Os Estados Unidos procuravam esse vírus desesperadamente, já que somente ele poderia justificar a invasão naquele país e assim desfazer o enorme mal estar que havia se instaurado pelo mundo. Não havia armas químicas, mas queriam ao menos provar que biológicas existiam.
Era alarmante, um vírus potencialmente tão nocivo, havia simplesmente desaparecido sem vestígios e o caso era simplesmente ignorado, ou abafado pela imprensa mundial. Negociações no mercado negro indicavam uma grande possibilidade do vírus realmente existir.
Essa era a primeira matéria de vulto que Milena fazia, e seus argumentos eram bons, com certeza conseguiria uma boa repercussão. O que ela havia descoberto deixaria a opinião pública mundial assombrada.
Por isso aquela reunião parecia tão estranha para Milena. Tanta urgência poderia ser alguma sanção, afinal nunca se sabe com que “poderoso” ela podia ter se indisposto no caminho. Mesmo assim não queria intromissões em sua matéria – Liberdade de imprensa já! – pensou formulando argumentos de defesa caso fosse rechaçada.

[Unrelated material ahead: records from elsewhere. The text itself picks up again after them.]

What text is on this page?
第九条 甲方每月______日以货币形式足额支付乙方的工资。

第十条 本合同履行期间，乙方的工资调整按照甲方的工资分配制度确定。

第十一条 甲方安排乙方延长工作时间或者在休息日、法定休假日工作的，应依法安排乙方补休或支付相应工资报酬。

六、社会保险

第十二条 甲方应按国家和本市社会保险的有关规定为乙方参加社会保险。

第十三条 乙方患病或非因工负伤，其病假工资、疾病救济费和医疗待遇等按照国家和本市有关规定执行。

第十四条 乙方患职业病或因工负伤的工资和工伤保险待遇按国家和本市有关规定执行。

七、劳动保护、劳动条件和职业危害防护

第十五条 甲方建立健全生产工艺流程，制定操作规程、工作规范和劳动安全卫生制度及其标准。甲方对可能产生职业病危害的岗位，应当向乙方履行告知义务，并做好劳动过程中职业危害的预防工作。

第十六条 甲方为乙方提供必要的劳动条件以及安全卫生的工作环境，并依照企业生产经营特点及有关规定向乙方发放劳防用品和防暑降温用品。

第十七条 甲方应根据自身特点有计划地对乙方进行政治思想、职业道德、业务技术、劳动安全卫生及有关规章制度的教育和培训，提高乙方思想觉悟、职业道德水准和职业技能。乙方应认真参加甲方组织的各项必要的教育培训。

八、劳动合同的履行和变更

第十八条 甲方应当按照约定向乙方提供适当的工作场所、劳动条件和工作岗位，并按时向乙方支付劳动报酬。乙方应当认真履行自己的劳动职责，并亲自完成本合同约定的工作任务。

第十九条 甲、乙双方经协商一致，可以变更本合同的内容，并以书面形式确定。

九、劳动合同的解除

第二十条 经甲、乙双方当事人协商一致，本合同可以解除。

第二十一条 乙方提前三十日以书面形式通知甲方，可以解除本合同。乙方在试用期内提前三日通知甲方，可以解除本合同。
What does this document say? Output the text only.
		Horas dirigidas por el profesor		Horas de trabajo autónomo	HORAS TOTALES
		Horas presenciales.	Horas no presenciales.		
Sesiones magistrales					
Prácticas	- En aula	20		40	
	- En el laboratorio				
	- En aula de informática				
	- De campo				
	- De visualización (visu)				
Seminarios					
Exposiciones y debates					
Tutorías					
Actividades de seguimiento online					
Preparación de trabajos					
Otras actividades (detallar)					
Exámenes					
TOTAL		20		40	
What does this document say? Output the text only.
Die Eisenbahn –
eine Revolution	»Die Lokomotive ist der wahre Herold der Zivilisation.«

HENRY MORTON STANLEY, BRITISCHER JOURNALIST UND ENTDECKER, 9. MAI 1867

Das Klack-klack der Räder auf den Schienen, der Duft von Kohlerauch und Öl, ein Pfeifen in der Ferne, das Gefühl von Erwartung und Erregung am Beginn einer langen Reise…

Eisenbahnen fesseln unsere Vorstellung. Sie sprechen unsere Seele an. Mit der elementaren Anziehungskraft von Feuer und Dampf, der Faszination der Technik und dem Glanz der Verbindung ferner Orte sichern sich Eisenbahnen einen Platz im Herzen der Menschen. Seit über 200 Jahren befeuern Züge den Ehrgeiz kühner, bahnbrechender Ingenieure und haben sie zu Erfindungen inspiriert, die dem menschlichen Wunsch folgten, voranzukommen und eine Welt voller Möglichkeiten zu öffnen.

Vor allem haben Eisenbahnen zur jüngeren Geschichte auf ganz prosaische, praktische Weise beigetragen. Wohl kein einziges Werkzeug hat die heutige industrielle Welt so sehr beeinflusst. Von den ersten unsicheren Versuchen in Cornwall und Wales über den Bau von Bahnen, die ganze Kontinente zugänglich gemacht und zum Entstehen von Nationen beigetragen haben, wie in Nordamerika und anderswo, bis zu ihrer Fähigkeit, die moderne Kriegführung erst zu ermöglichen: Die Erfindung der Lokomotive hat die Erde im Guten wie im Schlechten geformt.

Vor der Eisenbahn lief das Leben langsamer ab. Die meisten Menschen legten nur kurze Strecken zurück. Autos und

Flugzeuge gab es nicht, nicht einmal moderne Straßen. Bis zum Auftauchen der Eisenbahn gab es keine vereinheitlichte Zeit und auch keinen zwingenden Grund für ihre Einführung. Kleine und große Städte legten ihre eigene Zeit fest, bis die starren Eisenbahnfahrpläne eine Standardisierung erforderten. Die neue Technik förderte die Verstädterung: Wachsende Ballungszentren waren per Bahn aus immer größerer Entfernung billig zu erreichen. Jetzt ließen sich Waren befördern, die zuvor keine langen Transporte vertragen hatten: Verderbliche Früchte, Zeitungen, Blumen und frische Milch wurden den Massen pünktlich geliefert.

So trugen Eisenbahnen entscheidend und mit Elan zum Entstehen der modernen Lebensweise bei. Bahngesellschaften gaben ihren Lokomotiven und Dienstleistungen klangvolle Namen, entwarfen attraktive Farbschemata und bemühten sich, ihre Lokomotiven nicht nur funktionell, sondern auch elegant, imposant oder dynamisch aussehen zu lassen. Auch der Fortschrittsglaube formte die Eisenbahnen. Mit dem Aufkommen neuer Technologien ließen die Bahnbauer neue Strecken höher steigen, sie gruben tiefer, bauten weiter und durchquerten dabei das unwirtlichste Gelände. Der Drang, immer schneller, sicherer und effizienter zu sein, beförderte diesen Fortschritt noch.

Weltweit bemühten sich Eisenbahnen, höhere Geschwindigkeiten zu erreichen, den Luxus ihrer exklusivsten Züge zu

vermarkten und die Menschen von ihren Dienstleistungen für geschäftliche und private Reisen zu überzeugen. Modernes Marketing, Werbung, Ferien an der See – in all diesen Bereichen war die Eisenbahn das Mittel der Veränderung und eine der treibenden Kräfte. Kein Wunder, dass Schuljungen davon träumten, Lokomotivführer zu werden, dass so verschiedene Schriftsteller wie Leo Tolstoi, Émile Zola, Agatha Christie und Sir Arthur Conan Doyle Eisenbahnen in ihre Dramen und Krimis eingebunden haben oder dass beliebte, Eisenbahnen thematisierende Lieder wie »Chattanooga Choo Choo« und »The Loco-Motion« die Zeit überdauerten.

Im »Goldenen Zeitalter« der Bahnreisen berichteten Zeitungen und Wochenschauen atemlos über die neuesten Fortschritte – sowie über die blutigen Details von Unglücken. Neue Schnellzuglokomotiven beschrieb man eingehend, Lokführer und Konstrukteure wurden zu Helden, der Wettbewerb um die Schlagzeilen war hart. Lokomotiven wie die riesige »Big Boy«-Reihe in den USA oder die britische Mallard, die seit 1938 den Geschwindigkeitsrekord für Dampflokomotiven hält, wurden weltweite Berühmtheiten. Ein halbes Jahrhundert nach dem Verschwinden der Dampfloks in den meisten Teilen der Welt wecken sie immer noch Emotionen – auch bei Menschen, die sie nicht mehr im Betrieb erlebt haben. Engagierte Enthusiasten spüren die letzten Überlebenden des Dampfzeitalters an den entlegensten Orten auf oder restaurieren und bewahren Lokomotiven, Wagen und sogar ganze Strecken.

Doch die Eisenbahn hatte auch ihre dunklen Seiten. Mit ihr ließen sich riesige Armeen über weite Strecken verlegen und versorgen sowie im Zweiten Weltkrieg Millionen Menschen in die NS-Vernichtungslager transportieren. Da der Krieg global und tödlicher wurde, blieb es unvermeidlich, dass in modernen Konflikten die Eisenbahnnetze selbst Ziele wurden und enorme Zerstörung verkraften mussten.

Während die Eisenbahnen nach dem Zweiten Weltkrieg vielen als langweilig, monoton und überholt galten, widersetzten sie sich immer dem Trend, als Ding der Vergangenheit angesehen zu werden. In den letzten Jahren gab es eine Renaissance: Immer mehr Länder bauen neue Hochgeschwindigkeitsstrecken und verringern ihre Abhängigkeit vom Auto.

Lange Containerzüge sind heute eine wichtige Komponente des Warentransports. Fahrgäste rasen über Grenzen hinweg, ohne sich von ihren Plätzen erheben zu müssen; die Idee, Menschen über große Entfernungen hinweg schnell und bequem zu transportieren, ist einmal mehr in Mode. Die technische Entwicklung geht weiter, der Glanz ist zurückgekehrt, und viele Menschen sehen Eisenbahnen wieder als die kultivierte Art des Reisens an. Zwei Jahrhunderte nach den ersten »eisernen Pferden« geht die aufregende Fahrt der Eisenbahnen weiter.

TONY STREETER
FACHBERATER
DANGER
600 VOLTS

Mal conseguiu tomar seu café expresso, como um furacão o Sr. Morales arrastou os eleitos para sala de reuniões, faltaram assentos, Murilo, o único estagiário na reunião sobrou em pé, ele acomodou-se ao fundo da sala onde poderia observar a todos, principalmente as mulheres.
Sr. Morales era um dos cardeais da revista, o todo-poderoso editor chefe, um verdadeiro déspota que centralizando tantos poderes e de maneira tão autoritária acabou se tornando quase um ditador, "o ditador-chefe da revista", como o chamavam pelos corredores. Seus 130 kg eram poucos admirados naquela redação.
O homem de aspecto asqueroso era a única coisa que desagradava Milena em seu local de trabalho. Não entendia como uma revista como aquela, tão moderna, tão progressista, podia ter a sua frente um homem como Armindo Morales.
Os ânimos já andavam alterados porque há menos de um mês houvera uma grande mudança de acionistas, o que deixava a revista nas mãos de novos donos.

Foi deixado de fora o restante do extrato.